Она слушала, не перебивая, не переспрашивая, все понимая, и лишь изредка, когда ему становилось совсем уж невмоготу, прикасалась своей легкой ладонью к его руке, и тогда у него чуть отлегало от сердца.
Они просидели в кафе до самого вечера, потом он отвез ее домой, они сговорились вновь встретиться.
Так начался их роман, если эти отношения можно было назвать романом. Это было скорее похоже на отношения, которые могут возникнуть между только что пошедшим на поправку больным и врачом, осторожно помогающим ему встать на ноги.
Была ли то любовь? — Бенедиктов не задавал себе этого вопроса.
В театре только что выпустили новый спектакль, Инга в нем танцевала главную партию, и теперь надолго, месяца, по крайней мере, на четыре, была свободна от утренних репетиций, если не считать обязательного во все времена, изнурительного, до седьмого пота, «класса».
Они виделись ежедневно, он заезжал за ней в театр, и они проводили весь день вместе, а если у нее не было спектакля, то и вечер.
Всякий раз, когда она танцевала, он приходил в театр к последнему действию, и когда артисты выходили на поклоны, Инга находила глазами Бенедиктова в крайней ложе правого бенуара и, по-балетному низко приседая, кланялась ему, чуть не касаясь одной коленкой пола и разводя в стороны, словно крылья, худые, легкие руки с оттопыренными, согласно ритуалу, кистями.

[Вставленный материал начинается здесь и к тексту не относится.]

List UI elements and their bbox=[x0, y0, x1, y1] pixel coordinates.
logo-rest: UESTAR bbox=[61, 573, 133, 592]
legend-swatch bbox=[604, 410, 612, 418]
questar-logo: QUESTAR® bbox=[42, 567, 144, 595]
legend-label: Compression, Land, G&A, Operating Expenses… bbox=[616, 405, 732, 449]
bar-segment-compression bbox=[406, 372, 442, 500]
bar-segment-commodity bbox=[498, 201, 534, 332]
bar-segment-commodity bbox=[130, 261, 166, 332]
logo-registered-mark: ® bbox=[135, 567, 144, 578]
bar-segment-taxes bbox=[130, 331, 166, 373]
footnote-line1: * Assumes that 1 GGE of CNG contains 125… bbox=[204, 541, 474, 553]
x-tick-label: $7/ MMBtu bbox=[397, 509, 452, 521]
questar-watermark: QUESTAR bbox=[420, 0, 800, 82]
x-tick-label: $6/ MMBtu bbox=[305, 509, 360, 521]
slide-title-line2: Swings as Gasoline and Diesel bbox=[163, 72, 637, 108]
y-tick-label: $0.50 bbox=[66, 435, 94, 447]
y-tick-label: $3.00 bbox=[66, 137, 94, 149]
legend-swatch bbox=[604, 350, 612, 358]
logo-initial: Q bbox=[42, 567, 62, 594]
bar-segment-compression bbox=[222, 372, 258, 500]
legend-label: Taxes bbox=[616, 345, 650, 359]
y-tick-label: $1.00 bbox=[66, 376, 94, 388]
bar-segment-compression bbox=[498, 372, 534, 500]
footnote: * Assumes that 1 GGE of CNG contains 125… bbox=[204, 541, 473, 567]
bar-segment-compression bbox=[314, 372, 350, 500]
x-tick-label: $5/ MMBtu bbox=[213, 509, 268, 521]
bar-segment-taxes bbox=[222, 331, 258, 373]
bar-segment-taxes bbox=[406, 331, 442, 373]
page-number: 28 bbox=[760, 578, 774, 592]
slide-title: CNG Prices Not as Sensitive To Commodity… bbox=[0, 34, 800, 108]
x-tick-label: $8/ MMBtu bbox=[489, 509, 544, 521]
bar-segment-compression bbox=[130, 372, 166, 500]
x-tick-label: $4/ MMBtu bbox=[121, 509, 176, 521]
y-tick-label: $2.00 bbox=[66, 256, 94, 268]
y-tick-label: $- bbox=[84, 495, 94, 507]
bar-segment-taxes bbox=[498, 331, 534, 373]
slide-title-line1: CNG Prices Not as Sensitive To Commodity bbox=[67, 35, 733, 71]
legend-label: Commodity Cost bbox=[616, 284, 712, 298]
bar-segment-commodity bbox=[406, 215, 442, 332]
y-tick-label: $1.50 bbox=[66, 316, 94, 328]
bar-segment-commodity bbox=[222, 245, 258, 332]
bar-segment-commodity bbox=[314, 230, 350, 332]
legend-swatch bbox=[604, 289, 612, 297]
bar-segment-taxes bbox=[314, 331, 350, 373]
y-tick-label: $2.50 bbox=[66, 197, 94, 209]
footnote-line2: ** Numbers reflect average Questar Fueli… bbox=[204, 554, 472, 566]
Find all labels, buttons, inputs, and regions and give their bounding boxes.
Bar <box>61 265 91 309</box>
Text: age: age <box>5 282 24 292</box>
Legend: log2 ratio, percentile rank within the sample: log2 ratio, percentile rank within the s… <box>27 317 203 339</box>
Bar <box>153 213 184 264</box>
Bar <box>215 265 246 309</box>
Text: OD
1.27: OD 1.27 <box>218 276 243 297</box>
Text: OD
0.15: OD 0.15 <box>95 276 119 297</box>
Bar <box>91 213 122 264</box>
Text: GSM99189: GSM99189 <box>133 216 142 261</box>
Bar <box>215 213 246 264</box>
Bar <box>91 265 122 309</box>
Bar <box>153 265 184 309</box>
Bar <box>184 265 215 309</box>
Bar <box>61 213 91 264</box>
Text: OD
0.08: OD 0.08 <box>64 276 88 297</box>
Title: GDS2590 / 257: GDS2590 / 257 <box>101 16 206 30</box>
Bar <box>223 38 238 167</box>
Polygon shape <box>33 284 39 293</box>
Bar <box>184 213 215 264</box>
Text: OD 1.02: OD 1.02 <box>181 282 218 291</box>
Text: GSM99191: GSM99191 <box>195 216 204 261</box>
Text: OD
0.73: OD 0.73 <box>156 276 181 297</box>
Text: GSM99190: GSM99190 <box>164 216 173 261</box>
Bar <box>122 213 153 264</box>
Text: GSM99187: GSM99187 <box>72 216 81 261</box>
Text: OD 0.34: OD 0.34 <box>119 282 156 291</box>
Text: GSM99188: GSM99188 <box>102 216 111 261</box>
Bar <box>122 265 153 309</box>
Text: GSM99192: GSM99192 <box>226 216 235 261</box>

Инга все более и более привязывалась к нему, все чаще по утрам звонила первая, не дожидаясь его звонка, и в ее отношении к нему дружеское, ровно-спокойное уступало все больше место какой-то нервной, затаенной напряженности. Это не то чтобы тяготило его, но он чувствовал какую-то необъяснимую свою вину перед Ингой — в чем? за что?!